Uwielbiam Bánh mì przede wszystkim za urok i za marynowane warzywa, są po prostu pyszne i kiedy czasem zostają w słoiku na kiedyś tam, i kiedyś rzeczywiście spojrzę na nie kuszącym wzrokiem, są jeszcze lepsze niż zaraz po przygotowaniu ... delikatne i aromatyczne, słodkie, kwaśne i pikantne czyli to co lubię najbardziej! Kto by się nie skusił na takie kolorowe śniadanie, chyba nawet najedzony popadłby w depresję :-)
Bánh mì z wieprzowiną
przepis własny
Składniki:
- 1 bagietka
- marynowane warzywa z tego przepisu klik
- pieczona polędwiczka wieprzowa z tego przepisu klik
- papryka chili pocięta w plasterki
- dużo liści kolendry
Składniki: na orientalny sos
- 2 cm kawałek startego imbiru na tarce do cytrusów
- 1 ząbek czosnku startego na tarce do cytrusów
- 1 mała chili bardzo drobno posiekana
- kilka listków kolendry posiekanej
- 2 łyżki majonezu
- 1 łyżeczka oleju sezamowego
- 1 łyżeczka sosu sojowego
Bagietkę odświeżamy w piecu przez około 5 minut w temperaturze 180' ,
następnie przekrawamy ją wzdłuż tak by nacięcie było z jednej strony,
smarujemy orientalnym sosem jej środek, do środka wciskamy marynowaną
marchew, rzepę oraz cebulę, kroimy na cienkie plastry wieprzowinę,
wkładamy ją w środek nafaszerowanej bagietki, posypujemy pociętą ukośnie
chili oraz świeżymi listkami kolendry. Podajemy od razu! Smacznego :-)

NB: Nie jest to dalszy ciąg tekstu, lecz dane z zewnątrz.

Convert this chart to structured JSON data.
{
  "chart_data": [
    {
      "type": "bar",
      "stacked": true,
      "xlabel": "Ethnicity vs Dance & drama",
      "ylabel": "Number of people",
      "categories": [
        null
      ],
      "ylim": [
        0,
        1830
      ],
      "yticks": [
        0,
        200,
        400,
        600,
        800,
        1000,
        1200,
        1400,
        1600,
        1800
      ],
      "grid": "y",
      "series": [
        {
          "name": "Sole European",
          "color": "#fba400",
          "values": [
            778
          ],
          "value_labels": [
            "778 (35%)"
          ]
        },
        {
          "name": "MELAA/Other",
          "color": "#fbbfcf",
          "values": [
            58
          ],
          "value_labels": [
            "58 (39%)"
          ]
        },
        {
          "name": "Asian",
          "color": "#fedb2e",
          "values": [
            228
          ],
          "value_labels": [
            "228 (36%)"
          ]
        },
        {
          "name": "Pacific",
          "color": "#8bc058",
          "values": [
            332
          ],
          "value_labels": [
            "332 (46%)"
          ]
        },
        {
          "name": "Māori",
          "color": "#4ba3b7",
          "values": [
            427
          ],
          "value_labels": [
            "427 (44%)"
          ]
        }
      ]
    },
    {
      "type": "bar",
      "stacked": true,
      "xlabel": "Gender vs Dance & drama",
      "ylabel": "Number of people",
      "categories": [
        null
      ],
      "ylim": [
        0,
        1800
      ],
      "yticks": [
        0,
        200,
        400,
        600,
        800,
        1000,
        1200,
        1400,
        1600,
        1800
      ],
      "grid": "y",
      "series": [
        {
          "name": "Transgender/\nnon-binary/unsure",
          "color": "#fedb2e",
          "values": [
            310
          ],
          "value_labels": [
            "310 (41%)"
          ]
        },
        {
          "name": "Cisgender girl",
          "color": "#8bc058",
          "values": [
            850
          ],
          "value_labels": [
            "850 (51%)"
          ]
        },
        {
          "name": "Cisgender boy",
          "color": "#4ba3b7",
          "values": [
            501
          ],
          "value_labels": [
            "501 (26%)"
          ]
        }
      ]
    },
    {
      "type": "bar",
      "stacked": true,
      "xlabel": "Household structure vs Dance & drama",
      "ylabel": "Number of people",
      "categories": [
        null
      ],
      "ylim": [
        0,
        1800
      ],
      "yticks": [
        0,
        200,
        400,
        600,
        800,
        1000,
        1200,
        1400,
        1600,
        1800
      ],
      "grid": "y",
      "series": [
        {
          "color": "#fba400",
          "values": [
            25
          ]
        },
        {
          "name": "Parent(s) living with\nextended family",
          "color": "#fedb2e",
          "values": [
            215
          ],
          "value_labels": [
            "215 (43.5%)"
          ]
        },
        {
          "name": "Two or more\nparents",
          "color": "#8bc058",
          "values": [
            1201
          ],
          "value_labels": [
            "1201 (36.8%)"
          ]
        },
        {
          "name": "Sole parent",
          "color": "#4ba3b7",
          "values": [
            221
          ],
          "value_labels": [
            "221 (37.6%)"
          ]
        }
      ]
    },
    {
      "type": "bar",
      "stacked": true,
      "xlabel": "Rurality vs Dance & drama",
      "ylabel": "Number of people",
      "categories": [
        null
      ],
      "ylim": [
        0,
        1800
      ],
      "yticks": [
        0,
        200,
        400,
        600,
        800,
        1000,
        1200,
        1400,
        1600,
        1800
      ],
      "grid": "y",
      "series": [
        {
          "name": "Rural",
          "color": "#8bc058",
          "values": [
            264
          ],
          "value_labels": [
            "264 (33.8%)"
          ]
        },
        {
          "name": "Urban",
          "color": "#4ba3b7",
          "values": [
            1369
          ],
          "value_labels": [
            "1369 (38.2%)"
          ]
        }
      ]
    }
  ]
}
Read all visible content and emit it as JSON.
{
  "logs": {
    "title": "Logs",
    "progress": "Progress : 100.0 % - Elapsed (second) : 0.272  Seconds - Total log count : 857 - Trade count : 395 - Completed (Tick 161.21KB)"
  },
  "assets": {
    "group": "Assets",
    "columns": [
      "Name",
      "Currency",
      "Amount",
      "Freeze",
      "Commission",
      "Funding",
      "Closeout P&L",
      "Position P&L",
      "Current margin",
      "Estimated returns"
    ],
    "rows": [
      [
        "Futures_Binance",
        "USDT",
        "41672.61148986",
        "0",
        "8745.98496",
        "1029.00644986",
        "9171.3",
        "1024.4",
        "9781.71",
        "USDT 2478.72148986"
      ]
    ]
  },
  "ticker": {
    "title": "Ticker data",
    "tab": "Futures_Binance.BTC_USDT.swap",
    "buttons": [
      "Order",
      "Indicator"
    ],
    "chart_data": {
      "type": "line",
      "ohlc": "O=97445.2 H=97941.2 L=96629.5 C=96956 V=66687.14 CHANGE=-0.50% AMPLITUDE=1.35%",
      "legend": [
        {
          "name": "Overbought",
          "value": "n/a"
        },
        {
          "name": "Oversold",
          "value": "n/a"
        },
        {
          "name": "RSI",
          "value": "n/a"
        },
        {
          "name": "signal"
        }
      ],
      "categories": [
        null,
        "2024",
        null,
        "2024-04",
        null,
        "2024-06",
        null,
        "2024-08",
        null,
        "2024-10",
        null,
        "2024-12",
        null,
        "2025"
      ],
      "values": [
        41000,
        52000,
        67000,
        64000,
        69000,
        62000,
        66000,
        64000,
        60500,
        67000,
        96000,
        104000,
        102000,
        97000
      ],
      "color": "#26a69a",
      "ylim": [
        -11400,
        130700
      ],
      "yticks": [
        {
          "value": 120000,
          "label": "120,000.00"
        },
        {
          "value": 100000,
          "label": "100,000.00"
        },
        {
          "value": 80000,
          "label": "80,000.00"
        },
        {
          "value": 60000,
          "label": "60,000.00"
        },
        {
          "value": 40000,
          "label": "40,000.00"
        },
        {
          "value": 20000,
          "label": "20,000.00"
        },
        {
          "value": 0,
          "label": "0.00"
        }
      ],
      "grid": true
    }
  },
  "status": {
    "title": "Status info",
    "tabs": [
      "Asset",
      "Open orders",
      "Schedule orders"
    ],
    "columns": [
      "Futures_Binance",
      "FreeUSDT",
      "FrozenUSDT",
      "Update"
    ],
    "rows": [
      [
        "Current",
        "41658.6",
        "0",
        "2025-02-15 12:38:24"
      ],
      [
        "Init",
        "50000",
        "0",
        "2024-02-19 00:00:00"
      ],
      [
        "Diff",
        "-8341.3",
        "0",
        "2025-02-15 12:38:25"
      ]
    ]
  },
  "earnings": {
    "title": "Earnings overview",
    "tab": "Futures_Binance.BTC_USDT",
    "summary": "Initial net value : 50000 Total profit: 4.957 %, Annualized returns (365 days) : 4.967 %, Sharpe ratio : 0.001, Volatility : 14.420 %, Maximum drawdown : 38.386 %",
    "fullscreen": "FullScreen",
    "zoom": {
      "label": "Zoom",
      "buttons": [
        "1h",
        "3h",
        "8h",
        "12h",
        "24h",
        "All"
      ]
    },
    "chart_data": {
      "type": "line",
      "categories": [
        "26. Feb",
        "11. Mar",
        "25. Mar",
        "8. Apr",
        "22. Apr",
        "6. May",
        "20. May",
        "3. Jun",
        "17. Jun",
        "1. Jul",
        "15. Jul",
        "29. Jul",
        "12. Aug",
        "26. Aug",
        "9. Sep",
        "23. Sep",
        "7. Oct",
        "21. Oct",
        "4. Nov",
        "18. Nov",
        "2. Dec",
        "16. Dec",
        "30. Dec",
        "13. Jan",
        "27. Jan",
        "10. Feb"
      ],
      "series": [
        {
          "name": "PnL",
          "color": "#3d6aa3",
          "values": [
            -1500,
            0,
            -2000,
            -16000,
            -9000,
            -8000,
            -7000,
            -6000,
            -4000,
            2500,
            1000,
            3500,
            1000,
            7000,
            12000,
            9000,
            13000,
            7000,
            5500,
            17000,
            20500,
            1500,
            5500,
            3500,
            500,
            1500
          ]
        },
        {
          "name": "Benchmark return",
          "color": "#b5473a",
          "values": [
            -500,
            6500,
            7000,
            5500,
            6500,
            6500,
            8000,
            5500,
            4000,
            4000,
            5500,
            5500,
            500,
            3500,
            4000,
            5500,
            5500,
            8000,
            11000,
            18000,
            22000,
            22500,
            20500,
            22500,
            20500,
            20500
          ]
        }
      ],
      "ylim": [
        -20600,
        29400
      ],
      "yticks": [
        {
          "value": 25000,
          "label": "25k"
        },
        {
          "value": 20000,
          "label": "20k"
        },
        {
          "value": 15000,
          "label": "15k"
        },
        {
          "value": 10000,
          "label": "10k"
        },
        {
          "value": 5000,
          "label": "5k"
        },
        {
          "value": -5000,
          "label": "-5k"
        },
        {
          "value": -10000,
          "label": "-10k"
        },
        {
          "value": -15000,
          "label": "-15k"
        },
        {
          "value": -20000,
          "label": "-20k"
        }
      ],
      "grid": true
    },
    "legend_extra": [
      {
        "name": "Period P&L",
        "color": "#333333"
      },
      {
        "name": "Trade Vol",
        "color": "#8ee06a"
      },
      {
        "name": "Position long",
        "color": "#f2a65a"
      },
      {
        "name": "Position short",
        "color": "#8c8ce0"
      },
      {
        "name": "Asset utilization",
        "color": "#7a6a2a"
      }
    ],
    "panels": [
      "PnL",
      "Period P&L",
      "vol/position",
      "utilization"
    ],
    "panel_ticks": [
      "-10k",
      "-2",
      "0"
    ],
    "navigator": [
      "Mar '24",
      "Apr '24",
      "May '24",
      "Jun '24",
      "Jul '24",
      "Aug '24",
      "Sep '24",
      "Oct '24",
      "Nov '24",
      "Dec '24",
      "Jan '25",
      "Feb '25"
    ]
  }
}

świetne wiosenne kanapki:)
OdpowiedzUsuńjest pyszna, koniecznie spróbuj :-)
Usuńbogato wyglądają, z chęcią wypróbuję, choć bez polędwiczki :) raju, tylko trzeba buzię szeroko otwierać!
OdpowiedzUsuńhaha bez przesady z tym otwieraniem buzi! dasz radę bez problemu :-)
UsuńGosiku kusisz jak zawsze. Jadłabym nie tylko na śniadanie bo zapowiada się rewelacyjnie :) Pozdrawiam :)
OdpowiedzUsuńAnia .. ja akurat tę kanapkę faktycznie mogłabym jeść każdego ranka, lubię takie połączenia i ten orientalny klimat więc dla mnie ideał :-)
UsuńPychaaaa!
OdpowiedzUsuńWpadnij do mnie na łososia, lub fit frytki! :)
www.paczekwkuchni.blogspot.com
Zapraszam!:)
Mniam :) Czuje jak powoli popadam w depresje (wlasnie zjadlam sniadanie :))
OdpowiedzUsuńNigdy nie jadłam takiej buły.